Symptoms and Causes
Osgood Schlatter’s disease is a very common cause of knee pain in children and young athletes usually between the ages of 10 and 15. It occurs due to a period of rapid growth, combined with a high level of sporting activity.
Knee pain and stiffness; there may be swelling about the knee and tenderness when it is touched. Pain is often worse when jumping, running, or climbing stairs. The knee is usually sore to pressure at the point where the large tendon from the kneecap attaches to the prominence below.

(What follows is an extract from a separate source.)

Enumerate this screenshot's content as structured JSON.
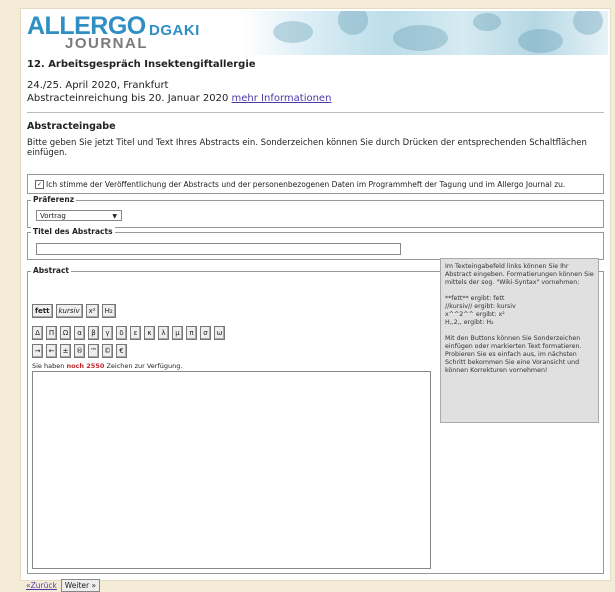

The patellar tendon, which normally attaches to the tibial tuberosity, has been strained by the powerful quadriceps muscles. This tearing (avulsion) can be extremely painful and is sometimes disabling. Teenagers (especially boys) experience this problem more frequently than others; and it often occurs during or shortly after a growth spurt. It is common in those engaged in sports. Osgood-Schlatter’s disease may occur in both knees at the same time.
The problem tends to occur during the ages of 10 to 15 in boys, and 8 to 13 in girls. It generally lessens over a two-year period as the youth grows. The bone overgrowth may cause a protuberance.
Children with Osgood-Schlatter’s disease were formerly restricted from physical activity. Now most orthopedic physicians let the child decide his own level of activity.